1011 est le pseudonyme d’une artiste engagée, le pinceau et les couleurs sont ses armes, levées contre la bêtise humaine, contre l’acharnement à épuiser nos ressources et à détruire le vivant. 1011 est une combattante ! Nous vous l’avions présentée sur une page dédiée : “Quand l’art accuse”

Ses collections se trouvent à : https://1011-art.blogspot.com/p/works.html

1011 expose en cette fin 2021 et ce premier trimestre 2022 au Muséum de Genève deux grandes séries de dessins “Vous êtes ici” et une nouvelle création à partir de la collection “La robe de Médée”.

https://1011-art.blogspot.com/p/la-robe-de-medee.html

La robe de Médée, mythologie gréco-romaine :  la magicienne Médée, est répudiée par Jason après lui avoir donné deux enfants et est condamnée à l’exil par Créon, roi de Corinthe. Ce dernier, père de Créuse consent au mariage de sa fille avec Jason. Folle de rage, Médée accomplit sa vengeance en brûlant Créuse et Créon à l’aide d’une robe enchantée, et en égorgeant ses propres enfants. Médée s’enfuit sur un char tiré par deux dragons. Dotés de ce même pouvoir de tuer, les pesticides, l’empoisonnement des sols, la déforestation et la destruction des habitats naturels sont l’image moderne de la robe de Médée.
En ce qui concerne la collection de 1011, le rapport de la robe de Médée est comme se brûler les ailes (au sens figuré), où la brutalité de l’humain sur le monde animal y est représenté par des corps sans vie, détruits pour le profit, bien qu’indispensables à la survie de l’humanité.
Ce fut aussi le titre d’un ouvrage de Guy Bernelas sur la décimation des abeilles.
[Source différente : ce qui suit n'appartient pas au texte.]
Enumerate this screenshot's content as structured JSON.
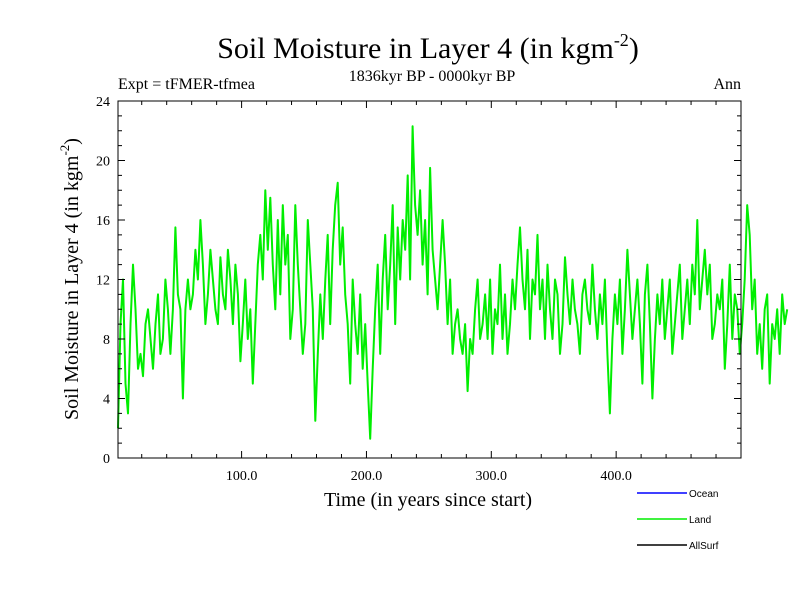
{
  "title": {
    "main": "Soil Moisture in Layer 4 (in kgm",
    "sup": "-2",
    "close": ")"
  },
  "subtitle": "1836kyr BP - 0000kyr BP",
  "left_label": "Expt = tFMER-tfmea",
  "right_label": "Ann",
  "colors": {
    "ocean": "#0000ff",
    "land": "#00ee00",
    "allsurf": "#000000",
    "axis": "#000000"
  },
  "chart_data": {
    "type": "line",
    "title": "Soil Moisture in Layer 4 (in kgm-2)",
    "subtitle": "1836kyr BP - 0000kyr BP",
    "xlabel": "Time (in years since start)",
    "ylabel": {
      "main": "Soil Moisture in Layer 4 (in kgm",
      "sup": "-2",
      "close": ")"
    },
    "xlim": [
      1,
      500
    ],
    "ylim": [
      0,
      24
    ],
    "xticks": [
      100,
      200,
      300,
      400
    ],
    "xtick_labels": [
      "100.0",
      "200.0",
      "300.0",
      "400.0"
    ],
    "yticks": [
      0,
      4,
      8,
      12,
      16,
      20,
      24
    ],
    "ytick_labels": [
      "0",
      "4",
      "8",
      "12",
      "16",
      "20",
      "24"
    ],
    "legend": [
      {
        "name": "Ocean",
        "color": "#0000ff"
      },
      {
        "name": "Land",
        "color": "#00ee00"
      },
      {
        "name": "AllSurf",
        "color": "#000000"
      }
    ],
    "legend_position": "bottom-right",
    "series": [
      {
        "name": "Land",
        "color": "#00ee00",
        "x_start": 1,
        "x_step": 2,
        "values": [
          2.0,
          9.0,
          12.0,
          5.0,
          3.0,
          9.0,
          13.0,
          10.0,
          6.0,
          7.0,
          5.5,
          9.0,
          10.0,
          8.0,
          6.0,
          9.0,
          11.0,
          7.0,
          8.0,
          12.0,
          10.0,
          7.0,
          10.0,
          15.5,
          11.0,
          10.0,
          4.0,
          10.0,
          12.0,
          10.0,
          11.0,
          14.0,
          12.0,
          16.0,
          13.0,
          9.0,
          11.0,
          14.0,
          12.0,
          10.0,
          9.0,
          13.5,
          11.0,
          10.0,
          14.0,
          12.0,
          9.0,
          13.0,
          11.0,
          6.5,
          9.0,
          12.0,
          8.0,
          10.0,
          5.0,
          9.0,
          13.0,
          15.0,
          12.0,
          18.0,
          14.0,
          17.5,
          13.0,
          10.0,
          16.0,
          11.0,
          17.0,
          13.0,
          15.0,
          8.0,
          10.0,
          17.0,
          13.0,
          10.0,
          7.0,
          9.0,
          16.0,
          13.0,
          10.0,
          2.5,
          7.0,
          11.0,
          8.0,
          12.0,
          15.0,
          9.0,
          14.0,
          17.0,
          18.5,
          13.0,
          15.5,
          11.0,
          9.0,
          5.0,
          12.0,
          9.0,
          7.0,
          11.0,
          6.0,
          9.0,
          5.0,
          1.3,
          6.0,
          10.0,
          13.0,
          7.0,
          12.0,
          15.0,
          10.0,
          13.0,
          17.0,
          9.0,
          15.5,
          12.0,
          16.0,
          14.0,
          19.0,
          12.0,
          22.3,
          17.0,
          15.0,
          18.0,
          13.0,
          16.0,
          11.0,
          19.5,
          14.0,
          12.0,
          10.0,
          13.0,
          16.0,
          13.0,
          9.0,
          12.0,
          7.0,
          9.0,
          10.0,
          8.0,
          7.0,
          9.0,
          4.5,
          8.0,
          7.0,
          10.0,
          12.0,
          8.0,
          9.0,
          11.0,
          8.0,
          12.0,
          7.0,
          10.0,
          9.0,
          13.0,
          8.0,
          11.0,
          7.0,
          9.0,
          12.0,
          10.0,
          13.0,
          15.5,
          12.0,
          10.0,
          14.0,
          8.0,
          12.0,
          11.0,
          15.0,
          10.0,
          12.0,
          8.0,
          13.0,
          10.0,
          8.0,
          12.0,
          11.0,
          7.0,
          9.0,
          13.5,
          11.0,
          9.0,
          12.0,
          10.0,
          9.0,
          7.0,
          11.0,
          12.0,
          10.0,
          9.0,
          13.0,
          10.0,
          8.0,
          11.0,
          9.0,
          12.0,
          7.0,
          3.0,
          8.0,
          11.0,
          9.0,
          12.0,
          7.0,
          10.0,
          14.0,
          11.0,
          8.0,
          10.0,
          12.0,
          9.0,
          5.0,
          11.0,
          13.0,
          9.0,
          4.0,
          8.0,
          11.0,
          9.0,
          12.0,
          8.0,
          10.0,
          12.0,
          7.0,
          9.0,
          11.0,
          13.0,
          8.0,
          10.0,
          12.0,
          9.0,
          13.0,
          11.0,
          16.0,
          10.0,
          12.0,
          14.0,
          11.0,
          13.0,
          8.0,
          9.0,
          11.0,
          10.0,
          12.0,
          6.0,
          9.0,
          13.0,
          8.0,
          11.0,
          10.0,
          7.0,
          9.0,
          12.0,
          17.0,
          15.0,
          10.0,
          12.0,
          7.0,
          9.0,
          6.0,
          10.0,
          11.0,
          5.0,
          9.0,
          8.0,
          10.0,
          7.0,
          11.0,
          9.0,
          10.0
        ]
      }
    ]
  }
}
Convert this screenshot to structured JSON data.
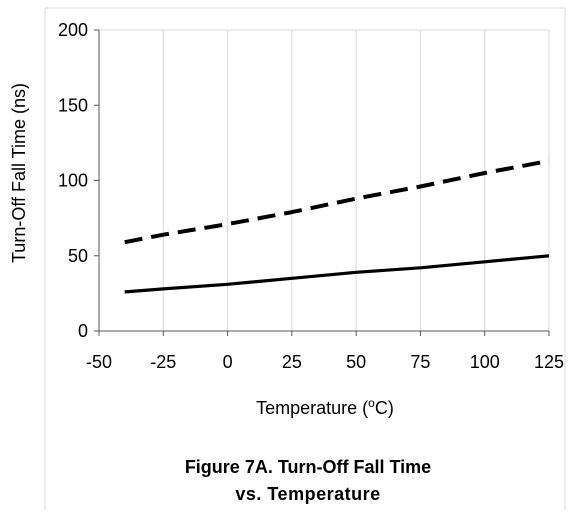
{
  "chart_data": {
    "type": "line",
    "xlabel": "Temperature (",
    "xlabel_sup": "o",
    "xlabel_unit": "C)",
    "ylabel": "Turn-Off Fall Time (ns)",
    "caption_line1": "Figure 7A. Turn-Off Fall Time",
    "caption_line2": "vs. Temperature",
    "xlim": [
      -50,
      125
    ],
    "ylim": [
      0,
      200
    ],
    "x_ticks": [
      "-50",
      "-25",
      "0",
      "25",
      "50",
      "75",
      "100",
      "125"
    ],
    "y_ticks": [
      "0",
      "50",
      "100",
      "150",
      "200"
    ],
    "grid": "vertical",
    "series": [
      {
        "style": "dashed",
        "color": "#000000",
        "x": [
          -40,
          -25,
          0,
          25,
          50,
          75,
          100,
          125
        ],
        "y": [
          59,
          64,
          71,
          79,
          88,
          96,
          105,
          113
        ]
      },
      {
        "style": "solid",
        "color": "#000000",
        "x": [
          -40,
          -25,
          0,
          25,
          50,
          75,
          100,
          125
        ],
        "y": [
          26,
          28,
          31,
          35,
          39,
          42,
          46,
          50
        ]
      }
    ]
  }
}
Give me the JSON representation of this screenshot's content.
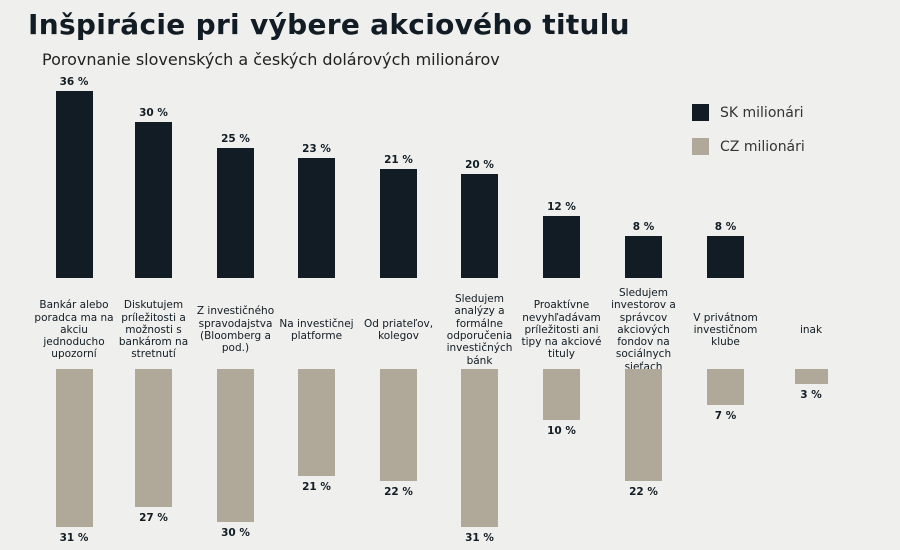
{
  "chart_data": {
    "type": "bar",
    "title": "Inšpirácie pri výbere akciového titulu",
    "subtitle": "Porovnanie slovenských a českých dolárových milionárov",
    "categories": [
      "Bankár alebo poradca ma na akciu jednoducho upozorní",
      "Diskutujem príležitosti a možnosti s bankárom na stretnutí",
      "Z investičného spravodajstva (Bloomberg a pod.)",
      "Na investičnej platforme",
      "Od priateľov, kolegov",
      "Sledujem analýzy a formálne odporučenia investičných bánk",
      "Proaktívne nevyhľadávam príležitosti ani tipy na akciové tituly",
      "Sledujem investorov a správcov akciových fondov na sociálnych sieťach",
      "V privátnom investičnom klube",
      "inak"
    ],
    "series": [
      {
        "name": "SK milionári",
        "color": "#111c24",
        "values": [
          36,
          30,
          25,
          23,
          21,
          20,
          12,
          8,
          8,
          null
        ]
      },
      {
        "name": "CZ milionári",
        "color": "#b0a898",
        "values": [
          31,
          27,
          30,
          21,
          22,
          31,
          10,
          22,
          7,
          3
        ]
      }
    ],
    "unit": "%",
    "legend_position": "top-right",
    "layout_note": "SK bars upward above labels, CZ bars downward below labels"
  }
}
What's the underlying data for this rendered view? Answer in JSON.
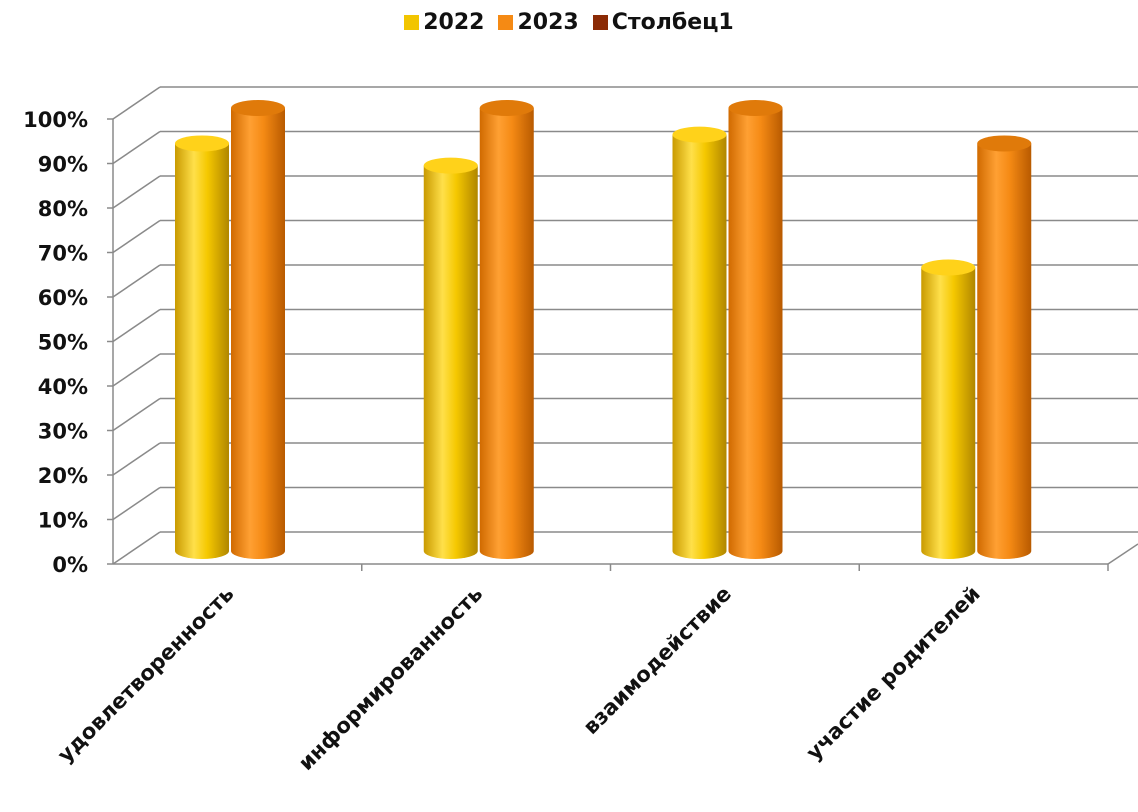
{
  "chart_data": {
    "type": "bar",
    "title": "",
    "xlabel": "",
    "ylabel": "",
    "categories": [
      "удовлетворенность",
      "информированность",
      "взаимодействие",
      "участие родителей"
    ],
    "series": [
      {
        "name": "2022",
        "color": "#F2C500",
        "values": [
          92,
          87,
          94,
          64
        ]
      },
      {
        "name": "2023",
        "color": "#F58A14",
        "values": [
          100,
          100,
          100,
          92
        ]
      },
      {
        "name": "Столбец1",
        "color": "#8B2A05",
        "values": [
          null,
          null,
          null,
          null
        ]
      }
    ],
    "ylim": [
      0,
      100
    ],
    "yticks": [
      "0%",
      "10%",
      "20%",
      "30%",
      "40%",
      "50%",
      "60%",
      "70%",
      "80%",
      "90%",
      "100%"
    ],
    "grid": true,
    "legend_position": "top",
    "style": "3d-cylinder"
  }
}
D’autre part, le syndrome de Médée est défini comme un complexe se manifestant chez les femmes ou les hommes qui cherchent à punir leur mari ou épouse en s’en prenant à leurs enfants.

L’humanité vit une nouvelle ère : l’Anthropocène. Un moment paradoxal de domination absolue et d’apparente impuissance.
Dès 1778, Buffon écrit dans Les Époques de la Nature : « La face entière de la Terre porte aujourd’hui l’empreinte de la puissance de l’homme ». Les humains remodèlent la Terre, la réchauffent, détruisent la biodiversité et polluent leur environnement au point d’altérer les règles fondamentales du vivant.

Sur Terre, la masse de l’artificiel égale désormais la masse du vivant. (…) La comparaison entre ces deux masses, celle du vivant et celle de nos objets, alerte sur la domination grandissante des humains sur la planète.